Aparentemente, lo que provocó la hemorragia fue un “trabajo de parto” desencadenado por
el estrés (¿que me había provocado la noticia de la cesárea?). No recuerdo el término
técnico exacto. Tal vez es “metrorragia” y algo de “hipernosequé”, que significa que el útero
“se aceleró”. Tardé mucho en escribir este relato de nacimiento, porque me costó asumir lo
vivido; aceptar que fue doloroso y no lindo, ideal, perfecto; que muchas cosas no fueron
como me hubiese gustado. Lo escribí porque me quedaron muy grabadas las palabras de
Frida sobre la importancia de escribir nuestras experiencias de los nacimientos de nuestros
hijos. Lo hice sobre todo porque le creí. Y porque sentía una suerte de deuda conmigo (y
quizá también con ella). De hecho, ni siquiera este relato fue como lo había soñado: me lo
había imaginado lleno de “ooooo” y de ejercicios de eutonía, de agradecimiento por todo lo
que había aprendido en las clases, pero no... Fue casi un descargo, un desahogo... Y
también una liberación y una deuda saldada. Hoy, ahora, estoy más tranquila y también, por
increíble que (me) parezca, más reconciliada con cómo fue todo.

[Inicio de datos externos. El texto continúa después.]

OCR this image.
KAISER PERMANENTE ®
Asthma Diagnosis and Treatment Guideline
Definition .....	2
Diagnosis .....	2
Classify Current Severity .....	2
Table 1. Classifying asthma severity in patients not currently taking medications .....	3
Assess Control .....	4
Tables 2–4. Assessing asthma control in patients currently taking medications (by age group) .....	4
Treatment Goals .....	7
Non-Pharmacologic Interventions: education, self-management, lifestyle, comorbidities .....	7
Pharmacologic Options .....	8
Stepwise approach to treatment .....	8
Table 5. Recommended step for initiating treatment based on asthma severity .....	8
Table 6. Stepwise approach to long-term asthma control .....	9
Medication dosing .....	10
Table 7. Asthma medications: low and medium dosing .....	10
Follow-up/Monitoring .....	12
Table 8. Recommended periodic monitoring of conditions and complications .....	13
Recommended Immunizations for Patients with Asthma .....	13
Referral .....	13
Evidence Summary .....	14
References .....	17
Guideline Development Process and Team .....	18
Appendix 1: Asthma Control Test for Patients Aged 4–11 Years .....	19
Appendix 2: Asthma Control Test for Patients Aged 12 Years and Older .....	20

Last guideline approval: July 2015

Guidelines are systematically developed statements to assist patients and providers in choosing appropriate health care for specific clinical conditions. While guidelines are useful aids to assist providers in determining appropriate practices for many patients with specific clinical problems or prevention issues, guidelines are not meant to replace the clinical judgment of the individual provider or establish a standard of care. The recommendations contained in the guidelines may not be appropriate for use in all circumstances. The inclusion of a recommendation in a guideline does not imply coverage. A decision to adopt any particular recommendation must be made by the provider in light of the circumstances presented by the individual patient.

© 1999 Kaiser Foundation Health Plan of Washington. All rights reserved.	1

Hay muchas cosas que todavía necesitan sanar. Creo que este, si bien no fue el primero, sí
fue un gran paso. Creo también que el mayor aprendizaje que saqué de todo esto es que
tengo que confiar en mí, escucharme, conocerme: si el obstetra no me cierra, cambiar
aunque esté en la semana 38. De todos modos, no sirve llorar sobre leche derramada.
Aprendí y haré todo lo posible para que las cosas sean mejores la próxima vez. Me rearmé,
me fortalecí y seguí adelante. Hoy tengo una cicatriz con forma de sonrisa que me recuerda
que “la cesárea es otra hermosa forma de nacer”. Aprendí y aprendo cada día a ser mamá y
a dar lo mejor de mí. La vida sigue. La vida siempre es más fuerte.